I originally posted this article on 3 December 2003 and find it interesting to see what I was working on and excited about. What I find interesting about the article was where my frame of mind was at the time.
Anyway, I digress.
I was working on the IDE. It was both a standalone Java Swing app as well as a plugin for Eclipse. And I needed to parse XML maniuplate it in the event handlers in the IDE and then rewrite it back in a clean format which would be recognied by the framework.
Working with XML at the time was a major pain. There were basically two kinds of XML parsers I could have used: SAX or DOM. SAX would have required me to do parse the doc every time a person made a change, while the DOM parsers were always monkeying around with the end XML in odd ways.
I settled on XML DB to help.
I haven’t updated the text of the article at all. It could be wildly out of date by now, but it was relevant at the time.
Another point I should mention. If you google “XML DB” you will likely find XML DB by Oracle. I’m not talking about that product, but instead the SourceForge library I linked to above.
So, on with the older article.
Now, I’m usually reluctant in talking about what I’m working on at my job, just because I want to make absolutely sure that I’m leaking any kind of information, but I think this new technology that I’ve been working with is something useful that other people may want to consider using. So here goes…
Working with XML files and having to manipulate them is really a pain in the neck. The biggest problem with working with XML files is just that…It is XML, a structured data format, and it is a file.

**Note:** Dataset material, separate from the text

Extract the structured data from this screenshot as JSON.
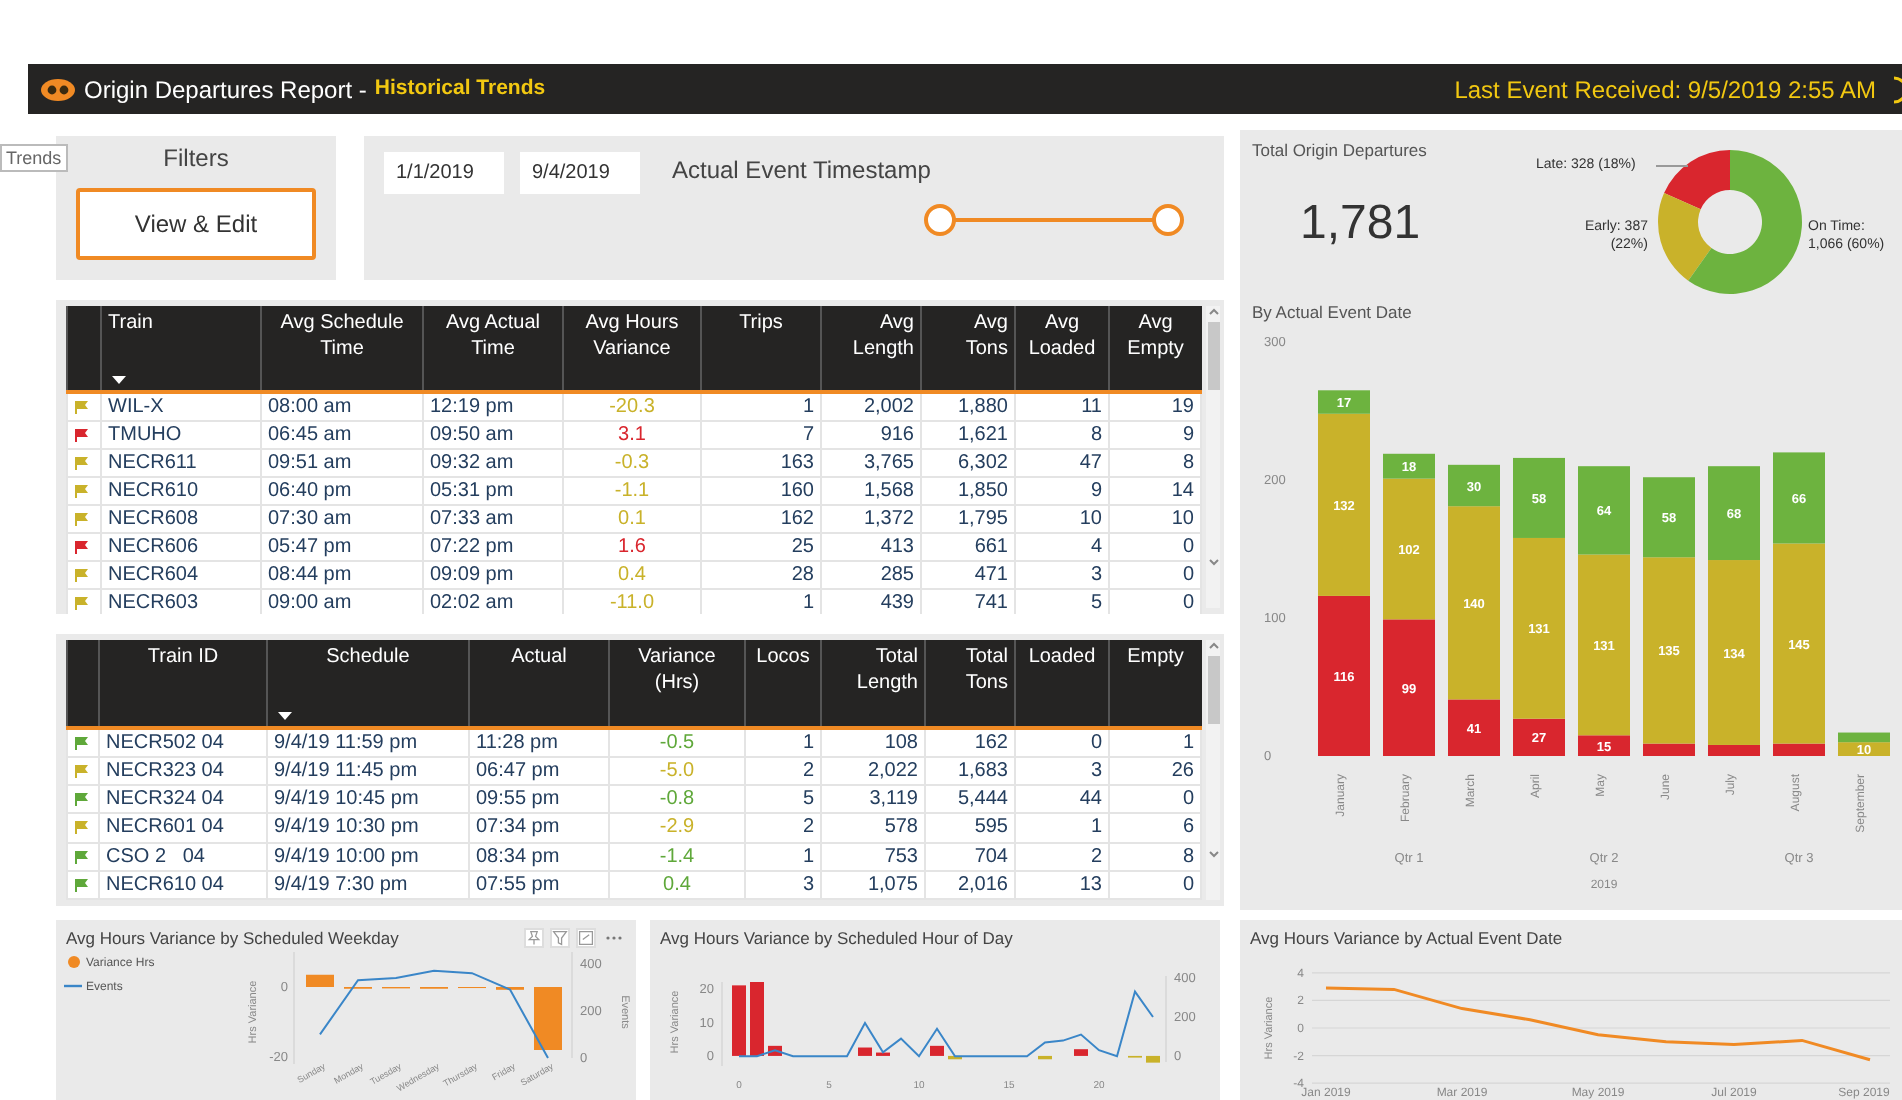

So the quandry come in when you want to create an application that manipulates the XML file based on the data structures, but you still want to maintain the formatting, whitespace and other structure of the file itself.
Manipulating the XML is a fairly easy task. Throw the information into either a SAX or a DOM structure, and you can then make all the changes you want. However the problem is that now you loose the formatting you used to have when you go back and try and spit out any changes you have made.
Going at it from the other way isn’t that much easier either. If you decide that keeping the formatting is the best way to go, then you end up having to parse the file and keep location information on the file for any changes you make. Real pain.
In steps XML DB. Using the XML DB API I can treat an XML file as the data structure that it is, and still maintain the formatting and whitespace that is important for many other applications. What I’ve found really nice about it is that I can query using xpath and update the file as if it were a database. It’s proven to be very useful in the small experiment I’ve applied it on. There was a small but with the implementation I was using, Xindice, but once one of the guys here found the problem, it has been really nice, and has been worth the initial pain.
The best place that I found for the XUpdate syntax are the use cases for XUpdate.
Finally, a couple of notes on the Xindice implementation as it stands today:
When using the embedded Xindice database driver, be sure to turn compression on for the database, otherwise you will experience what appears to be thread issues.
If you execute an update (either insert or append) and you want to make sure the XML is “clean,” then be sure to eliminate all the white space from your insert of update commands. For example, if you want an element that looks like this:
<this id='1' />
then the query should look like
<insert-after select='parent-of-this/'><element name='this'><attrbute name='id'>1</attribute></element></insert-after>
instead of something that looks more like this:
<insert-after select='parent-of-this/'> <element name='this'> <attrbute name='id'>1</attribute> </element> </insert-after>
If you don’t do it this way, then the xml will look something more like the following:
<this id="1"> </this>
Which is, IMHO, ugly.
Also, if you get your selection query wrong, you most likely will see something like a <updateParseTree> node at the end of your file with the contents of whatever it was that you were trying to insert into the document….so be sure to get the select part of any insert or update correct. Deletes are okay because they just delete or not, but if what you are trying to delete doesn’t exist, then it just ignores the delete.
Anyway, I thought that I’d share some of my thoughts about the XML DB and how it has helped me, without going into many details, and still show a couple of the gotchas so that others don’t have to run up against the same problems I did when working with this particular implementation.